CN168 (describing the taxable benefit from exercising a stock
option). And no one disputes that granting employees stock options
is a form of remuneration. See
ante, at 3 (acknowledging
that “ ‘remuneration’ can encompass any kind of reward or
compensation”). The 1986 legal opinion on rail passes the majority
invokes simply has no bearing on the tax treatment of stock options
in this case.
More recently, the Treasury has issued a
regulation stating that the Railroad Retirement Tax Act’s term
“compensation” (which, the reader will recall, the Act defines as
“any form of money remuneration”) has the same meaning as the term
“wages” in FICA “ ‘
except as specifically limited
by’ ”
the Railroad Retirement Tax Act or by
regulation. Brief for Petitioners 47. Petitioners do not
dispute that FICA long has counted stock options as compensation.
See
id., at 39–47. Neither the statute’s text nor any
regulation limits us from doing the same for the Railroad
Retirement Tax Act. If anything, the earlier Treasury and Board
regulations and opinions make clear that, in the Treasury
Department’s view, the Act does
not “specifically limit” the
application of its terms by excluding stock options from its
coverage.
The Treasury Department’s interpretation is a
reason- able one. For one thing, it creates greater uniformity be-
tween the Railroad Retirement Tax Act’s pension-like taxing system
and the Social Security system governed by FICA. To seek
administrative uniformity is (other things being equal) a
reasonable objective given the similarity of purpose and methods
the two Acts embody. And subsequent amendments to the Railroad
Retirement Tax Act (which have generally mirrored provisions in
FICA) demonstrate that Congress intended these tax regimes to be
treated the same. See Update of Railroad Retirement Tax Act
Regulations, 59 Fed. Reg. 66188 (1994) (observing that Congress has
taken steps to “confor[m] the structure of the [Railroad Retirement
Tax Act] to parallel that of the FICA”); compare §§3231(e)(1), (9)

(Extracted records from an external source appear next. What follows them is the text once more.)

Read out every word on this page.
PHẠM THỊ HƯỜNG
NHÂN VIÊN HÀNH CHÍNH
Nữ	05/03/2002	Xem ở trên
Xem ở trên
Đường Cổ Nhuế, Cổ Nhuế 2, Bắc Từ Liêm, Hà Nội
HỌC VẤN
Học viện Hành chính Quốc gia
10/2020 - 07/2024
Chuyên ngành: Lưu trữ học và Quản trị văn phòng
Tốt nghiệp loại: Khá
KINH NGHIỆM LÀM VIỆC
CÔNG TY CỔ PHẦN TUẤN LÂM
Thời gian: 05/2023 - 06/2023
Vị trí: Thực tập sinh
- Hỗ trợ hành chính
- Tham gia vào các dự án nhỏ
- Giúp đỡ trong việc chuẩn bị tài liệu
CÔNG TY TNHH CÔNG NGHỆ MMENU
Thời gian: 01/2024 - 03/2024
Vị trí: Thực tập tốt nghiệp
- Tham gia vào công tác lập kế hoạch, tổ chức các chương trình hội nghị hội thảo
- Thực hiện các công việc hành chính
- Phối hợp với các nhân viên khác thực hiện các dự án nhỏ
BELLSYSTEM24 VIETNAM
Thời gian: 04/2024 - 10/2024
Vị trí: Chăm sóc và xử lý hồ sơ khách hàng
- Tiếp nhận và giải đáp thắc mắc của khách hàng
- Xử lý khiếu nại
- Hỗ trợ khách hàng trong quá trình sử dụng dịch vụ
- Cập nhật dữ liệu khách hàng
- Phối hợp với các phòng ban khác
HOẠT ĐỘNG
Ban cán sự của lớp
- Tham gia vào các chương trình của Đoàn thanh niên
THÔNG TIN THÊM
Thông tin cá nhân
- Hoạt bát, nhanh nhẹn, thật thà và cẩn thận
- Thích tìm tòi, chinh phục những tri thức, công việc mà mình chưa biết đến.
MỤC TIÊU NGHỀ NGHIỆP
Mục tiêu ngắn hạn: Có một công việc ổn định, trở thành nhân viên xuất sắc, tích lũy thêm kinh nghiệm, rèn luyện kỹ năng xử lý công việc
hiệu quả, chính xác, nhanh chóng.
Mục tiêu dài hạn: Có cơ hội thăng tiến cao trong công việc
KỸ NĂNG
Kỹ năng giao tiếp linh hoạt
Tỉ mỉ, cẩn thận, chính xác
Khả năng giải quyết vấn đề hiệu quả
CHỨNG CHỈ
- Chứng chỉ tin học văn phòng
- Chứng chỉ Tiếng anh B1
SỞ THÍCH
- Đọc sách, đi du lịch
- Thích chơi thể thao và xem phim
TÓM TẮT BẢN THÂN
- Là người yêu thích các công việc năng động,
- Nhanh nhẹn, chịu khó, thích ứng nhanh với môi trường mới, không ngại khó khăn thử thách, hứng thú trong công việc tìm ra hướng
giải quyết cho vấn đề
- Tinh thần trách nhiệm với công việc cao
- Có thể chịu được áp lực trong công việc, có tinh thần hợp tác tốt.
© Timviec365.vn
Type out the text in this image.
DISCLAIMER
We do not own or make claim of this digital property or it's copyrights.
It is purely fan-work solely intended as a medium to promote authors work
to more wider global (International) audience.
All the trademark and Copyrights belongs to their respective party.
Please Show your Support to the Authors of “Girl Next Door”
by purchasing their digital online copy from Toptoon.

with §§3121(a)(2)(C), (a)(19). For another, it helps to avoid the
unfairness that would arise out of treating differently two
individuals (who received roughly the same amount of money in their
bank accounts) simply because one received a paycheck while the
other received proceeds from selling company stock.
Here, in respect to stock options, the Act’s
language has a degree of ambiguity. But the statute’s purpose,
along with its amendments, argues in favor of including stock
options. The Government has so interpreted the statute for decades,
and Congress has never suggested it held a contrary view, despite
making other statutory changes. In these circumstances, I believe
the Government has the stronger argument. I would read the
statutory phrase as including stock options. And, with respect, I
dissent from the majority’s contrary view.